Walking, Climbing Capacity Predicts PH Patients at Higher Risk of Postsurgical Complications, Study Suggests

Walking, Climbing Capacity Predicts PH Patients at Higher Risk of Postsurgical Complications, Study Suggests

For patients with pulmonary hypertension (PH) who have undergone nonheart surgeries, self-reporting of walking and stair climbing ability can predict the risk of postsurgical complications, a study found.

Researchers say this simple and noninvasive assessment can help identify PH patients at high risk of complications, help the medical team decide which patients should be further examined before surgery, and if additional measures need to be taken to minimize the perils from the procedure.

The findings were described in the study, “Self-reported functional status predicts post-operative outcomes in non-cardiac surgery patients with pulmonary hypertension,” published in the journal PLOS ONE.

People with PH undergoing any type of surgery can have a higher risk of complications, including a higher chance of dying. Doctors usually perform heart scans by echocardiography to evaluate these patients prior to surgery, but its accuracy in predicting postsurgical outcomes remains unproven.

Researchers decided to test whether another type of assessment, namely patient-reports of their exercise resistance, could represent a better and simpler predictor of postsurgical problems.

The team asked patients a specific question: “Can you walk up two flights of stairs without stopping for shortness of breath?”

“Asking a person a question is a pretty inexpensive test that yields an immediate answer, compared with echocardiography, a standard screen used to detect that level of risk, which costs more than $3,000 and which needs to be scheduled,” Gail Van Norman, a University of Washington Medicine anesthesiologist and senior author of the study, said in a UW news release.

In the study, researchers reviewed 550 noncardiac, nonobstetric surgeries performed on 370 PH patients at the UW Medical Center. Other coexisting diseases (comorbidities) and echocardiography scans were collected before surgery.

The functional status of patients was evaluated during the pre-anesthesia clinical visit by asking patients to estimate the number of blocks they could walk and flights of stairs they could climb without getting too tired and stopping for shortness of breath.

Exercise tolerance of patients who could not walk four blocks or climb two flights of stairs was considered “poor.”

Results showed that compared with patients with a better functional condition, those with a poor exercise capacity stayed significantly longer in the hospital (more than seven days), and were more likely to experience a major postsurgical complication (29.8% vs. 20.3%).

Most common complications reported were arrhythmias, acute kidney failure, and delirium.

Other predictors of a prolonged hospital stay were a worse American Society of Anesthesiologists (ASA) classification, an open surgical approach, a procedure lasting longer than two hours, and the absence of systemic hypertension.

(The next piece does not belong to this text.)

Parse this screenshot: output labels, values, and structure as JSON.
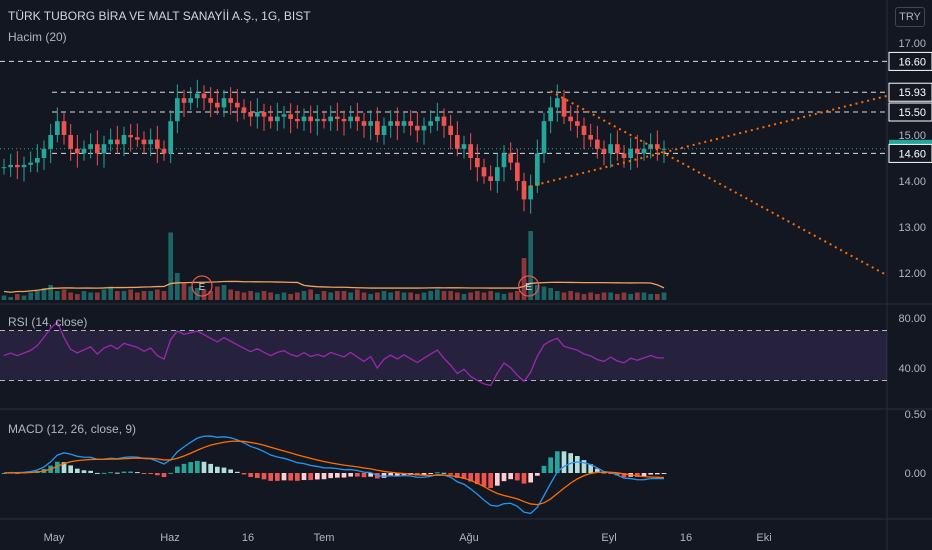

Based on these criteria (except ASA classification), plus the patient-reported walking and climbing abilities, researchers created a PH outcome risk score model.

This tool was able to accurately predict the risk of postsurgical complications. A score equal or higher than 2 was associated with an increased rate of major complications in the first 30 days following surgery and intensive care unit admission rates, but no differences in hospital readmissions or mortality.

In contrast, the preoperative echocardiography results did not aid in identifying whose patients were likely to need longer hospitalization,  nor did they improved the accuracy of the model predictions.

According to the team, if a patient answers negatively to the question of whether he/she is able to walk up two flights of stairs without stopping for shortness of breath, that helps anesthesiologists decide about further preoperative testing and to ensure that all precautionary measures are in place for that patient’s surgery.

“Say you’re an anesthesiologist in Coeur d’Alene [Idaho] and a patient who you know with severe pulmonary hypertension is supposed to undergo a laparoscopic gallbladder removal. Are they at such high risk that you should refer them to a large medical center? If they can walk up two flights of stairs, you probably can do that case and reassure them that their risks of complications are pretty low,” Van Norman said.

The researchers noted that a risk assessment model in conjunction with the surgeon’s team and a PH specialist can identify higher risk patients “who might reasonably need to undergo further testing, including repeat ECHO [echocardiography], and optimization prior to elective surgery,” they wrote.

Still, researchers acknowledge the importance of including previous ECHO data and assessing the underlying cause of PH before surgery to improve risk stratification of patients.